Most trafficking routes replicate migration routes. Traffickers use known migration routes to avoid detection and carry on trafficking under the façade of migration.
 •  Executive summary of report
Human trafficking generates billions of dollars, and is globally the third largest source of profit from organized crime, after arms and drug trafficking. Several women and children trafficked are forced into the sex trade. The brothel-owners interviewed (412) admitted that the highest demand was for virgins and confirmed that the highest profits came from children in CSE. Quoting several recent studies, the report says the transactions in prostitution (in India) are worth Rs 185 million a day, and Rs 370 billion per year.

The report also talks about the strong linkages between trafficking and migration.
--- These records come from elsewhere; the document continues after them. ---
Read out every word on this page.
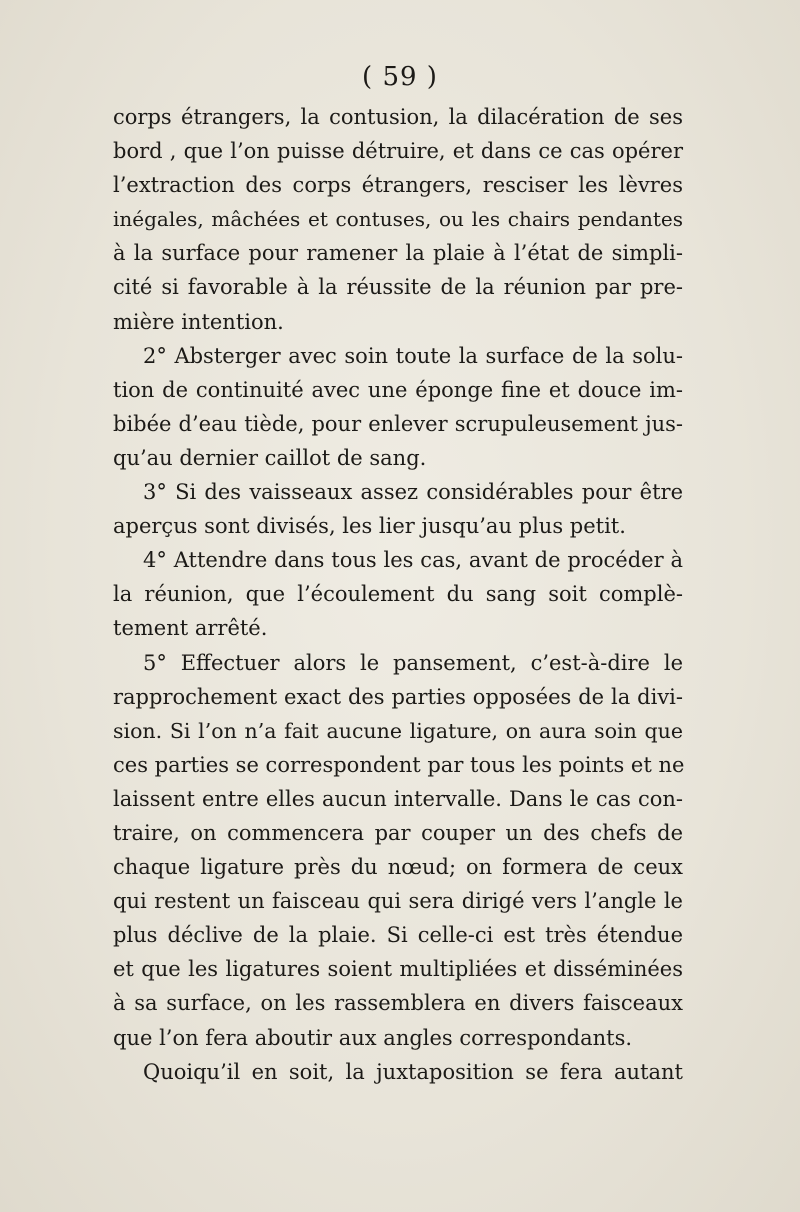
( 59 )
corps étrangers, la contusion, la dilacération de ses
bord , que l’on puisse détruire, et dans ce cas opérer
l’extraction des corps étrangers, resciser les lèvres
inégales, mâchées et contuses, ou les chairs pendantes
à la surface pour ramener la plaie à l’état de simpli-
cité si favorable à la réussite de la réunion par pre-
mière intention.
2° Absterger avec soin toute la surface de la solu-
tion de continuité avec une éponge fine et douce im-
bibée d’eau tiède, pour enlever scrupuleusement jus-
qu’au dernier caillot de sang.
3° Si des vaisseaux assez considérables pour être
aperçus sont divisés, les lier jusqu’au plus petit.
4° Attendre dans tous les cas, avant de procéder à
la réunion, que l’écoulement du sang soit complè-
tement arrêté.
5° Effectuer alors le pansement, c’est-à-dire le
rapprochement exact des parties opposées de la divi-
sion. Si l’on n’a fait aucune ligature, on aura soin que
ces parties se correspondent par tous les points et ne
laissent entre elles aucun intervalle. Dans le cas con-
traire, on commencera par couper un des chefs de
chaque ligature près du nœud; on formera de ceux
qui restent un faisceau qui sera dirigé vers l’angle le
plus déclive de la plaie. Si celle-ci est très étendue
et que les ligatures soient multipliées et disséminées
à sa surface, on les rassemblera en divers faisceaux
que l’on fera aboutir aux angles correspondants.
Quoiqu’il en soit, la juxtaposition se fera autant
It mentions the apparent similarity in the routes taken towards the destination points by migration and trafficking - i.e. most trafficking routes replicate migration routes. "Traffickers use known migration routes to avoid detection and carry on trafficking under the façade of migration."

The problems of people who are victims of trafficking cannot by addressed by a single strategy, according to the report. The trafficked population can be categorized into three groups: Newly-inducted women and children who desperately want to be rescued; old women who have no options before them; and middle-aged women who have almost reconciled to lives in the brothels for many reasons including lack of livelihood options. A separate strategy needs to be evolved for each group.

The report suggests that besides increasing sensitization, training and accountability of police officials on the issue, the justice delivery mechanism in the country needs to be improved. Proceedings in court need to be made more victim-friendly and less intimidating. Misuse of local and special laws that result in harassment of women and children by branding them as 'prostitutes' should be prevented; and concerned ministries should monitor the implementation of laws related to trafficking in its entirety.

The involvement of Panchayati Raj institutions in anti-trafficking work has produced very good results in some states and needs to be replicated. The report recommends the formation of a national nodal agency to coordinate various activities like rescue and rehabilitation.